ISCA Archive - External Text Based Data Augmentation for Low-Resource Speech Recognition in the Constrained Condition of OpenASR21 Challenge
ISCA Archive Interspeech 2022
ISCA Archive Interspeech 2022

External Text Based Data Augmentation for Low-Resource Speech Recognition in the Constrained Condition of OpenASR21 Challenge

Guolong Zhong, Hongyu Song, Ruoyu Wang, Lei Sun, Diyuan Liu, Jia Pan, Xin Fang, Jun Du, Jie Zhang, Lirong Dai

This paper describes our USTC_NELSLIP system submitted to the Open Automatic Speech Recognition (OpenASR21) Challenge for the Constrained condition, where only a 10-hour speech dataset is allowed for training while additional text data is unlimited.

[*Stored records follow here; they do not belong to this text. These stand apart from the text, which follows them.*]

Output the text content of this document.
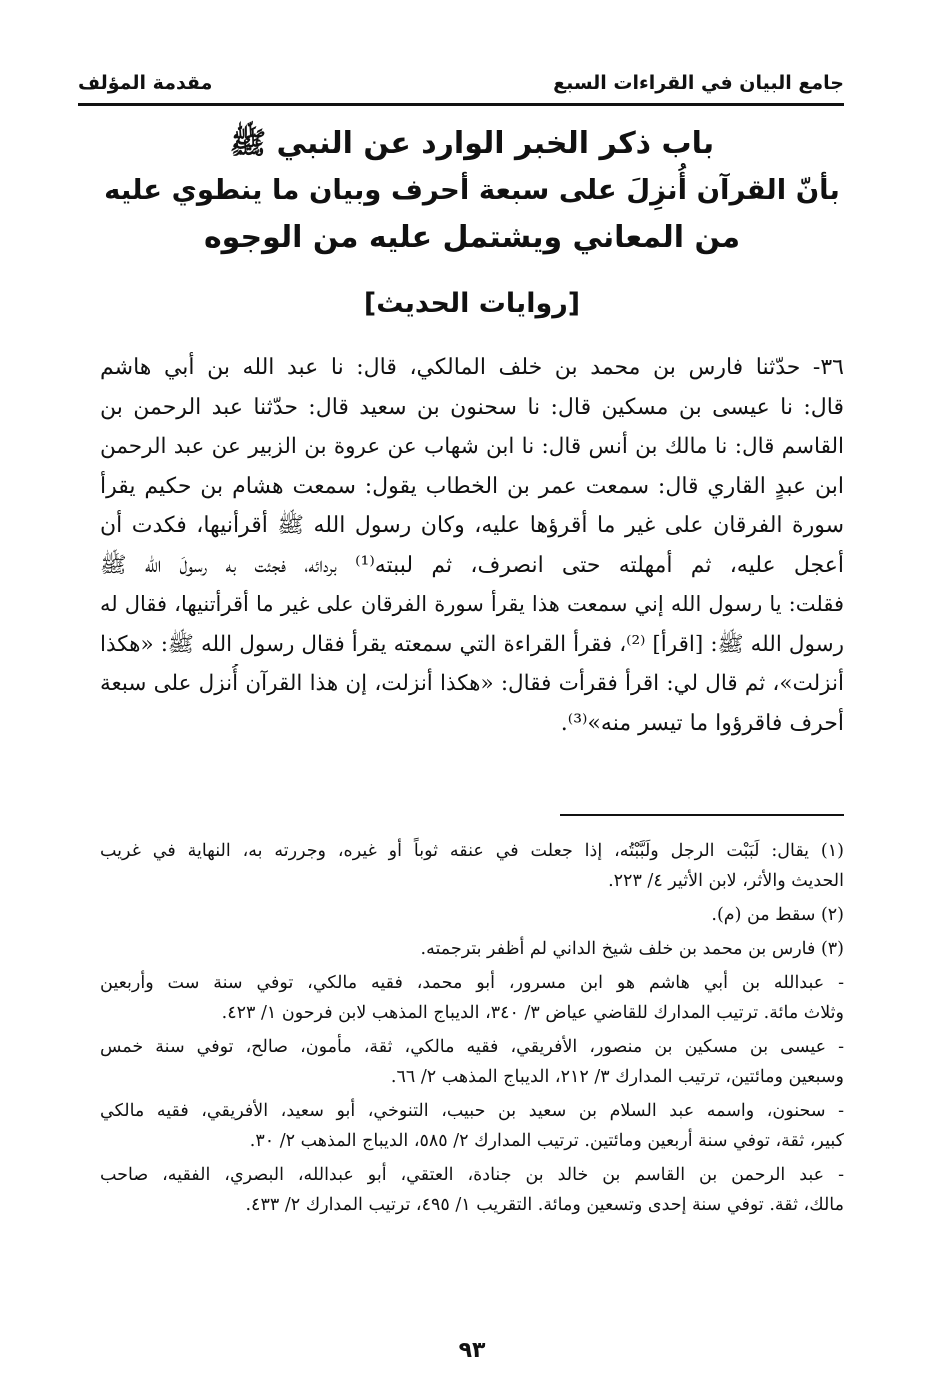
جامع البيان في القراءات السبع
مقدمة المؤلف
باب ذكر الخبر الوارد عن النبي ﷺ
بأنّ القرآن أُنزِلَ على سبعة أحرف وبيان ما ينطوي عليه
من المعاني ويشتمل عليه من الوجوه
[روايات الحديث]
٣٦- حدّثنا فارس بن محمد بن خلف المالكي، قال: نا عبد الله بن أبي هاشم
قال: نا عيسى بن مسكين قال: نا سحنون بن سعيد قال: حدّثنا عبد الرحمن بن
القاسم قال: نا مالك بن أنس قال: نا ابن شهاب عن عروة بن الزبير عن عبد الرحمن
ابن عبدٍ القاري قال: سمعت عمر بن الخطاب يقول: سمعت هشام بن حكيم يقرأ
سورة الفرقان على غير ما أقرؤها عليه، وكان رسول الله ﷺ أقرأنيها، فكدت أن
أعجل عليه، ثم أمهلته حتى انصرف، ثم لببته⁽¹⁾ بردائه، فجئت به رسولَ الله ﷺ
فقلت: يا رسول الله إني سمعت هذا يقرأ سورة الفرقان على غير ما أقرأتنيها، فقال له
رسول الله ﷺ: [اقرأ] ⁽²⁾، فقرأ القراءة التي سمعته يقرأ فقال رسول الله ﷺ: «هكذا
أنزلت»، ثم قال لي: اقرأ فقرأت فقال: «هكذا أنزلت، إن هذا القرآن أُنزل على سبعة
أحرف فاقرؤوا ما تيسر منه»⁽³⁾.
(١) يقال: لَبَبْت الرجل ولَبَّبْتُه، إذا جعلت في عنقه ثوباً أو غيره، وجررته به، النهاية في غريب
الحديث والأثر، لابن الأثير ٤/ ٢٢٣.
(٢) سقط من (م).
(٣) فارس بن محمد بن خلف شيخ الداني لم أظفر بترجمته.
- عبدالله بن أبي هاشم هو ابن مسرور، أبو محمد، فقيه مالكي، توفي سنة ست وأربعين
وثلاث مائة. ترتيب المدارك للقاضي عياض ٣/ ٣٤٠، الديباج المذهب لابن فرحون ١/ ٤٢٣.
- عيسى بن مسكين بن منصور، الأفريقي، فقيه مالكي، ثقة، مأمون، صالح، توفي سنة خمس
وسبعين ومائتين، ترتيب المدارك ٣/ ٢١٢، الديباج المذهب ٢/ ٦٦.
- سحنون، واسمه عبد السلام بن سعيد بن حبيب، التنوخي، أبو سعيد، الأفريقي، فقيه مالكي
كبير، ثقة، توفي سنة أربعين ومائتين. ترتيب المدارك ٢/ ٥٨٥، الديباج المذهب ٢/ ٣٠.
- عبد الرحمن بن القاسم بن خالد بن جنادة، العتقي، أبو عبدالله، البصري، الفقيه، صاحب
مالك، ثقة. توفي سنة إحدى وتسعين ومائة. التقريب ١/ ٤٩٥، ترتيب المدارك ٢/ ٤٣٣.
٩٣
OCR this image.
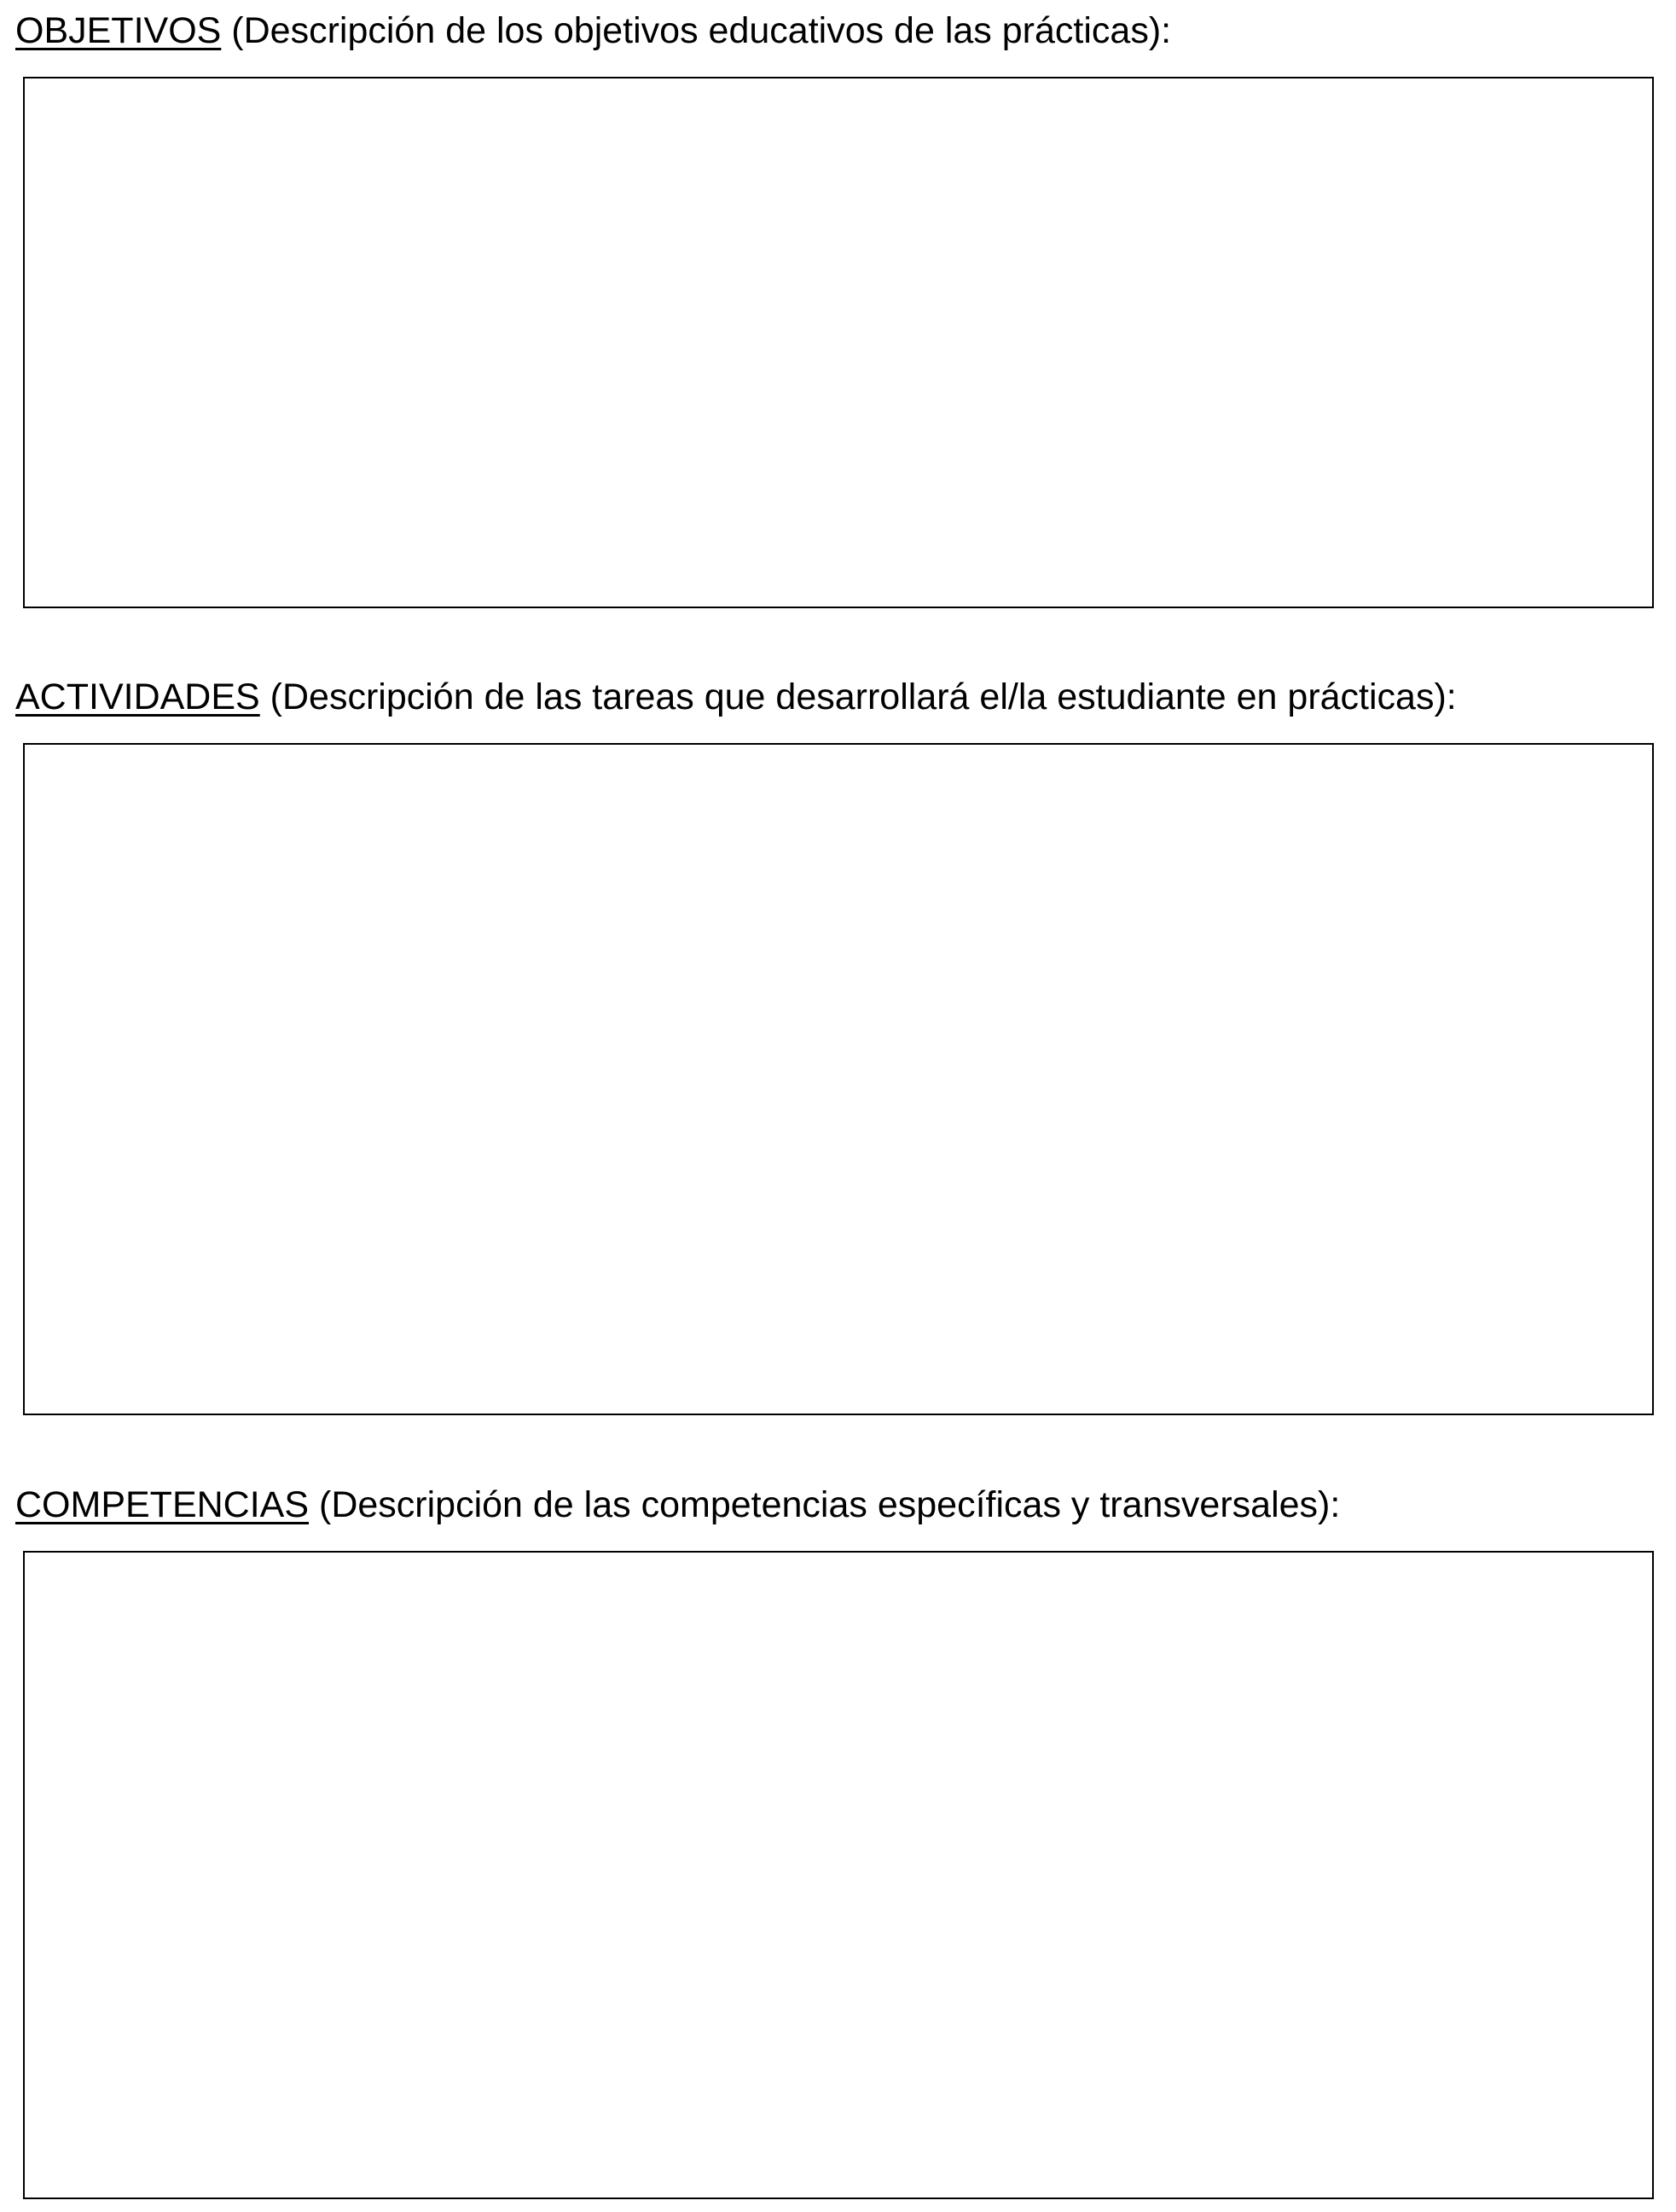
OBJETIVOS (Descripción de los objetivos educativos de las prácticas):

ACTIVIDADES (Descripción de las tareas que desarrollará el/la estudiante en prácticas):

COMPETENCIAS (Descripción de las competencias específicas y transversales):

To improve the low-resource speech recognition performance, we collect external text data for language modeling and train a text-to-speech (TTS) model to generate speech-text paired data. Our system is then built based on the conventional hybrid structure, where various subsystems are developed using different acoustic neural network architectures and different data augmentation methods. Finally, system fusion is employed to obtain the final result. Experiments on the OpenASR21 challenge show that the proposed system achieves the best performance for all testing languages.